Still, my preferred way to address this position is via platoon, usually featuring a name from the Round 6-12 range (see above), plus an end-of-draft quarterback with boom/bust variability.
And that, my friends, is the pathway to a glorious trophy case like this one –>
*Ahem*
(Seriously, look at that collection, just from last season. At some point, I feel like Yahoo is gonna ask me to spend a dollar per month to upgrade my trophy storage capacity.)
I won’t go through the exercise of showing you the sort of production you might have cobbled together by platooning or streaming at quarterback last season, because that would establish grossly unreasonable expectations. Even if I convinced you that fantasy scoring at this spot was somehow more predictable than at others, I think we all understand that the NFL defies easy forecasting. None of us are going to make the dead-on correct call from a pool of QBs each week.
However, that doesn’t mean you’ll regret pairing Eli or Stafford or Ryan with a caddie quarterback (or with select free agent adds), then playing the matchups week to week. At this position, it’s entirely possible to bridge the gap between the elite players and late-round names, without some miracle from the waiver wire.
Even in the deepest and most challenging leagues — 16-plus teams, many flexes — my tendency is to play platoons at quarterback, relying names that are unselected or disrespected in standard-size formats. Ideally, you’ll identify QBs pairs with complementary schedules. (An easy thing to write, but difficult to accomplish in practice. Assessing schedule-strength in the NFL is often a fool’s errand.)
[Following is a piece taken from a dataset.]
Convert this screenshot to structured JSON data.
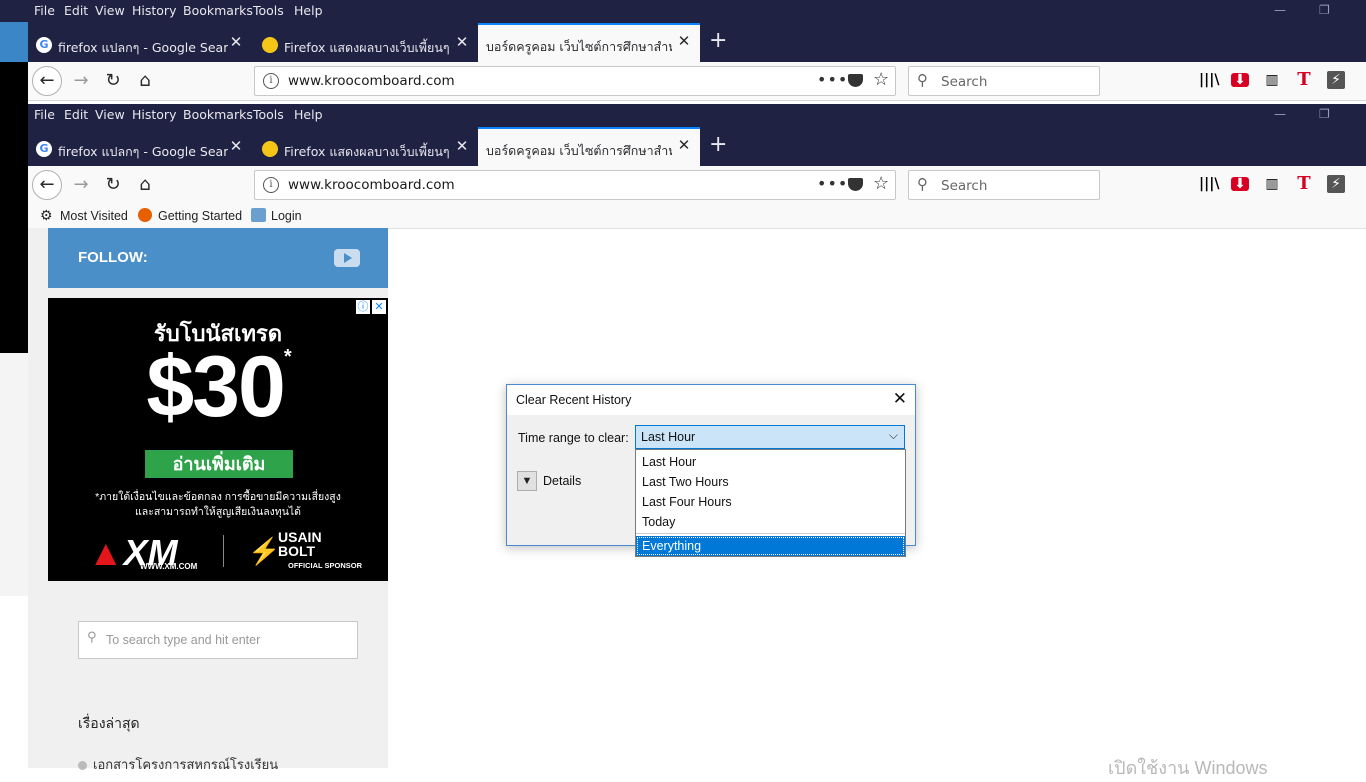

Let’s dig beyond the group of QBs who’ve been universally drafted in Yahoo leagues to date — a collection 14 passers, from Luck to Rivers — and focus on players who’ve been treated as replacement-level. Below you’ll find a snapshot of the next 14 names, arranged according to my preseason fantasy ranks, along with schedules through Week 16. Green indicates a defense that ranked among the six most generous to opposing quarterbacks last season in fantasy; red shading indicates the six stingiest defenses for QBs.
Again, I feel compelled to mention that the year ahead will definitely not unfold just like the year behind us, and chasing strength-of-schedule can be a very dangerous game. The table above is simply a resource, not to be confused with a Magic 8-Ball or other wizarding device.
That said, at first glance it appears that the schedules of Carson Palmer and Sam Bradford align well in the season’s first half. Palmer was on pace for 4,300 yards and 29 TDs before his knee injury last year; Bradford is directing a Chip Kelly offense that previously turned Mark Sanchez and Nick Foles into fantasy heroes. At the moment, both Palmer and Bradford have Yahoo ADPs beyond pick No. 120.
You might also notice that Jameis Winston’s first-year schedule is remarkably free of red ink (although Houston in Week 3 is no layup). He’s squarely in the platoon conversation for me, along with Teddy Bridgewater (weapons), Joe Flacco (system) and Marcus Mariota (wheels). But not Jay Cutler, because we’re on a break.
No matter your league configuration — assuming it isn’t a two-QB setup — my advice to you is to remain patient at quarterback. And when it seems like you’ve waited long enough, give it another round or two. The quality of the player(s) who will inevitably fall at this position is silly. It could be Romo in Round 7 or Cam in Round 8, or a suspended Brady much later. But it will definitely be someone, and you’ll be glad you resisted the first-round urge.